1 lock ; 2 readMem ; 3 yield ; 4 5 atomOp ; 6 yield ; 7 8 writeMem ; 9 yield ; 10 11 unlock ; 12 yield ; 13 14 writeToRegs ; 15 yield ; 16 releaseRegs ; 17 end ;
Listing 4.5: Memory program for atomic operations on shared memory
Although not officially documented, atomic operations on shared memory are executed differently by the hardware than atomic operations on global memory. As explained in reference to program 4.4, the raster operation units appear to contain dedicated hardware units to process atomic operations. In contrast, atomic operations on shared memory are emulated by the compiler as can be seen by using Nvidia’s cuobjdump disassembler to inspect a compiled program containing atomic shared memory instructions. The value at the requested address is first loaded into a register and the computation of the atomic reduction is performed using the regular instruction set of the CUDA cores. Afterwards, the computed value is written to shared memory. The compiler uses a special flag of the load and store instructions to signal to the streaming multiprocessor that all accessed shared memory banks should be locked or unlocked. We assume that loads and stores of shared memory that do not have the lock flag set do not respect locked banks and access them anyway. This would explain why atomic operations on shared memory are not atomic with respect to non-atomic operations on the same address [9, Table 105]. Our formalization treats atomic operations on both global and shared memory as parts of the memory model for reasons of brevity. We are confident that the semantics of the PTX compiler’s emulation is equivalent to our formalization.
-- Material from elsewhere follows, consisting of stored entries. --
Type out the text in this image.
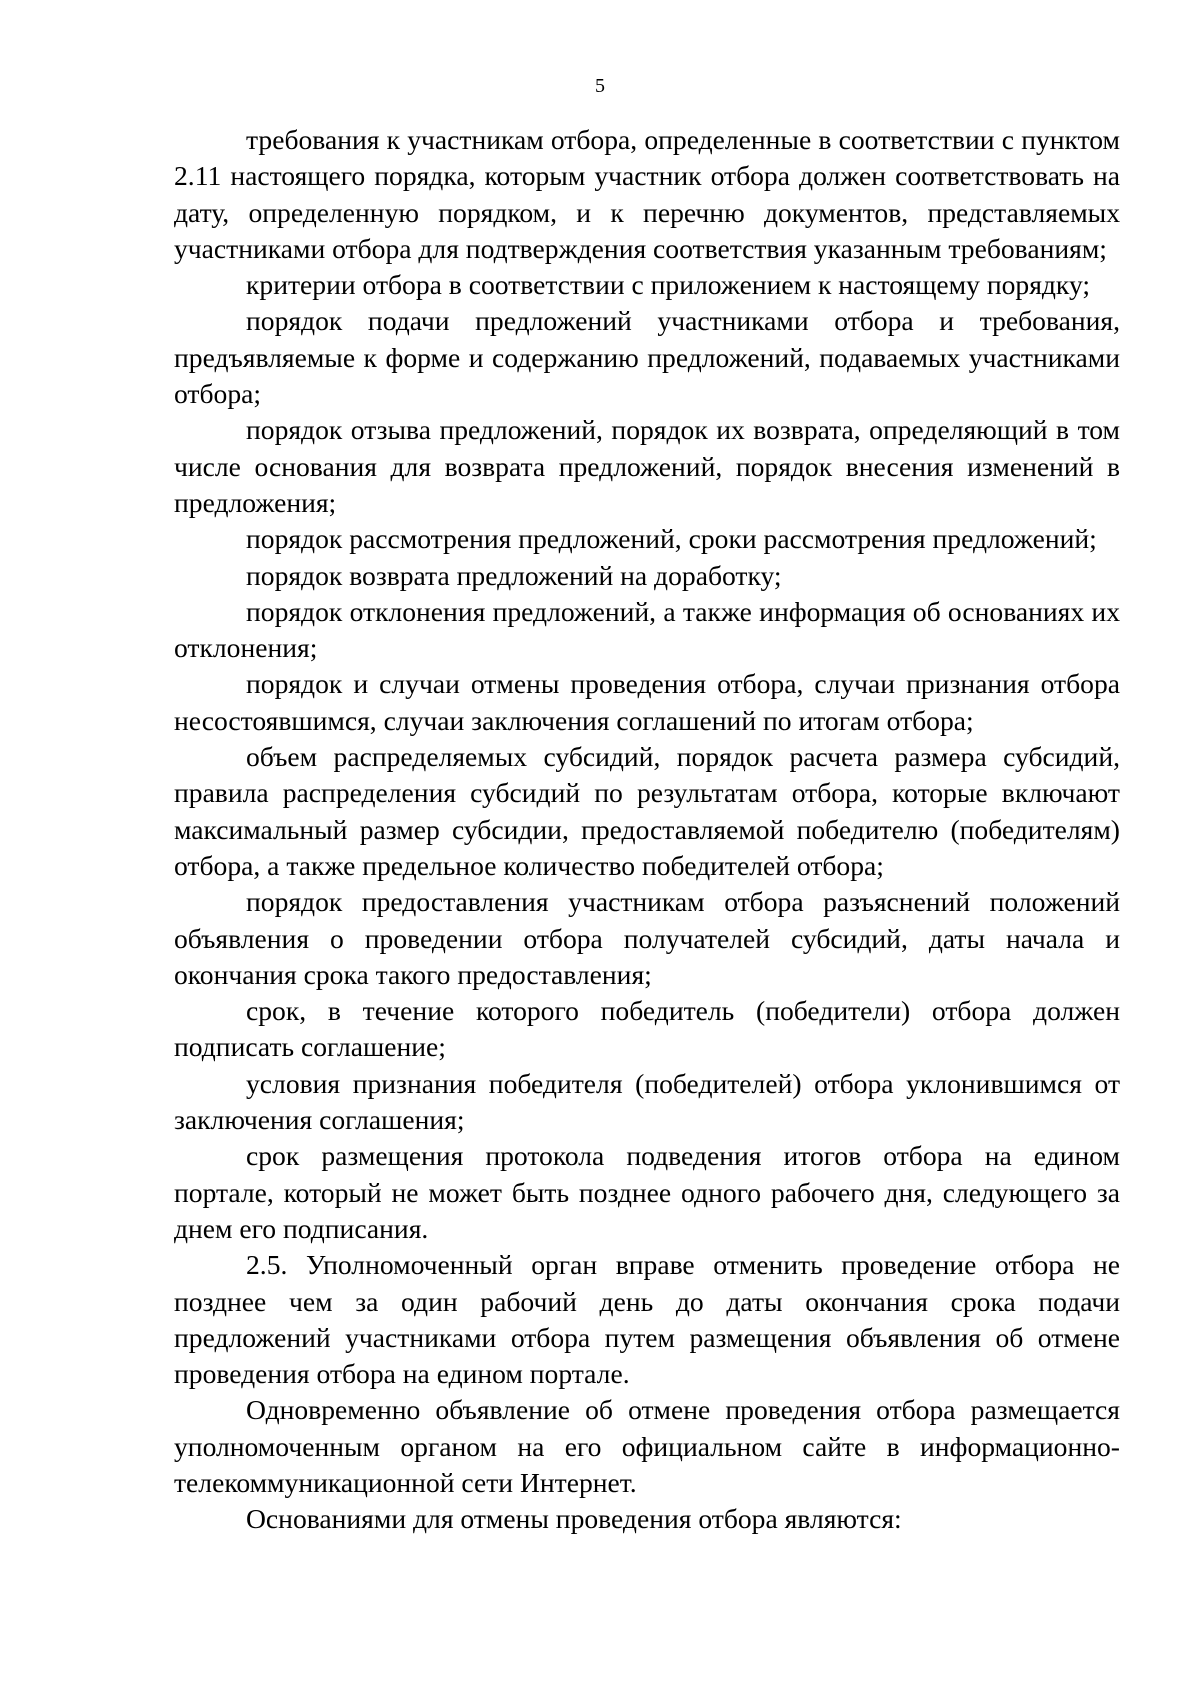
5

требования к участникам отбора, определенные в соответствии с пунктом 2.11 настоящего порядка, которым участник отбора должен соответствовать на дату, определенную порядком, и к перечню документов, представляемых участниками отбора для подтверждения соответствия указанным требованиям;

критерии отбора в соответствии с приложением к настоящему порядку;

порядок подачи предложений участниками отбора и требования, предъявляемые к форме и содержанию предложений, подаваемых участниками отбора;

порядок отзыва предложений, порядок их возврата, определяющий в том числе основания для возврата предложений, порядок внесения изменений в предложения;

порядок рассмотрения предложений, сроки рассмотрения предложений;

порядок возврата предложений на доработку;

порядок отклонения предложений, а также информация об основаниях их отклонения;

порядок и случаи отмены проведения отбора, случаи признания отбора несостоявшимся, случаи заключения соглашений по итогам отбора;

объем распределяемых субсидий, порядок расчета размера субсидий, правила распределения субсидий по результатам отбора, которые включают максимальный размер субсидии, предоставляемой победителю (победителям) отбора, а также предельное количество победителей отбора;

порядок предоставления участникам отбора разъяснений положений объявления о проведении отбора получателей субсидий, даты начала и окончания срока такого предоставления;

срок, в течение которого победитель (победители) отбора должен подписать соглашение;

условия признания победителя (победителей) отбора уклонившимся от заключения соглашения;

срок размещения протокола подведения итогов отбора на едином портале, который не может быть позднее одного рабочего дня, следующего за днем его подписания.

2.5. Уполномоченный орган вправе отменить проведение отбора не позднее чем за один рабочий день до даты окончания срока подачи предложений участниками отбора путем размещения объявления об отмене проведения отбора на едином портале.

Одновременно объявление об отмене проведения отбора размещается уполномоченным органом на его официальном сайте в информационно-телекоммуникационной сети Интернет.

Основаниями для отмены проведения отбора являются:
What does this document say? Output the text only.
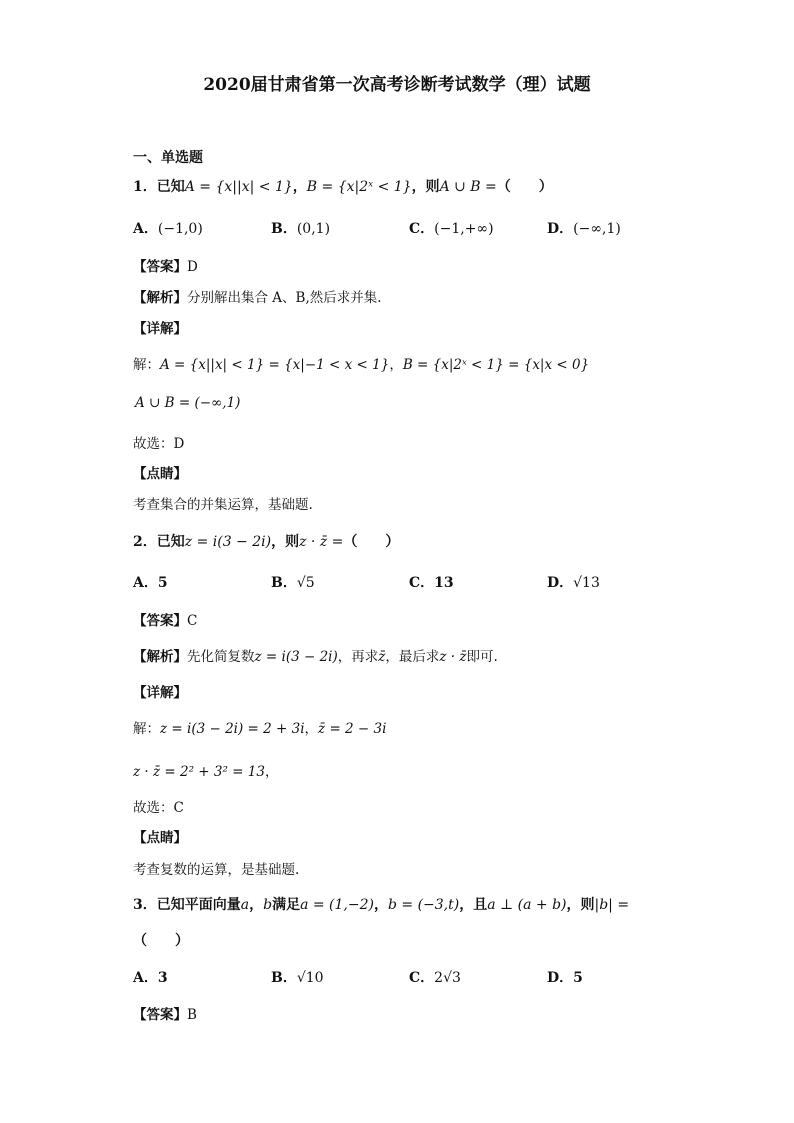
2020届甘肃省第一次高考诊断考试数学（理）试题
一、单选题
1．已知A = {x||x| < 1}，B = {x|2ˣ < 1}，则A ∪ B =（　　）
A．(−1,0)	B．(0,1)	C．(−1,+∞)	D．(−∞,1)
【答案】D
【解析】分别解出集合 A、B,然后求并集.
【详解】
解：A = {x||x| < 1} = {x|−1 < x < 1}，B = {x|2ˣ < 1} = {x|x < 0}
A ∪ B = (−∞,1)
故选：D
【点睛】
考查集合的并集运算，基础题.
2．已知z = i(3 − 2i)，则z · z̄ =（　　）
A．5	B．√5	C．13	D．√13
【答案】C
【解析】先化简复数z = i(3 − 2i)，再求z̄，最后求z · z̄即可.
【详解】
解：z = i(3 − 2i) = 2 + 3i，z̄ = 2 − 3i
z · z̄ = 2² + 3² = 13，
故选：C
【点睛】
考查复数的运算，是基础题.
3．已知平面向量a，b满足a = (1,−2)，b = (−3,t)，且a ⊥ (a + b)，则|b| =
（　　）
A．3	B．√10	C．2√3	D．5
【答案】B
Program 4.5 defines the formal semantics of atomic operations on shared memory. In the first micro step, the program tries to acquire the lock for the accessed shared memory banks. If any of the banks are already locked, lock defers execution and therefore guarantees that only one single atomic operation operates concurrently on the same address. Additionally, no deadlocks can occur because either all or none of the accessed banks are locked. Once the program has acquired the lock, it reads the value, computes the reduction, and writes the result in three separate micro steps. Due to the locking, the program is atomic with respect to other atomic operations accessing the same shared memory locations, but a non-atomic store is indeed able to write a new value to the requested address at some point in between. Once the result is written to shared memory, the banks are unlocked and the program yields again. Releasing and writing to the destination registers is done in the usual way.
1 writeToRegs ;
2 yield ; 3 releaseRegs ;
4 end ;
Listing 4.6: Memory program for writes to registers
An instance of program 4.6 is launched whenever threads update the value of a register, i.e. for all arithmetic, logic, and shift instructions supported by PTX. As the writes are performed by the decomposition function, there is not much work left for the program. It merely invokes the decomposition function and releases the blocked registers during a subsequent macro step.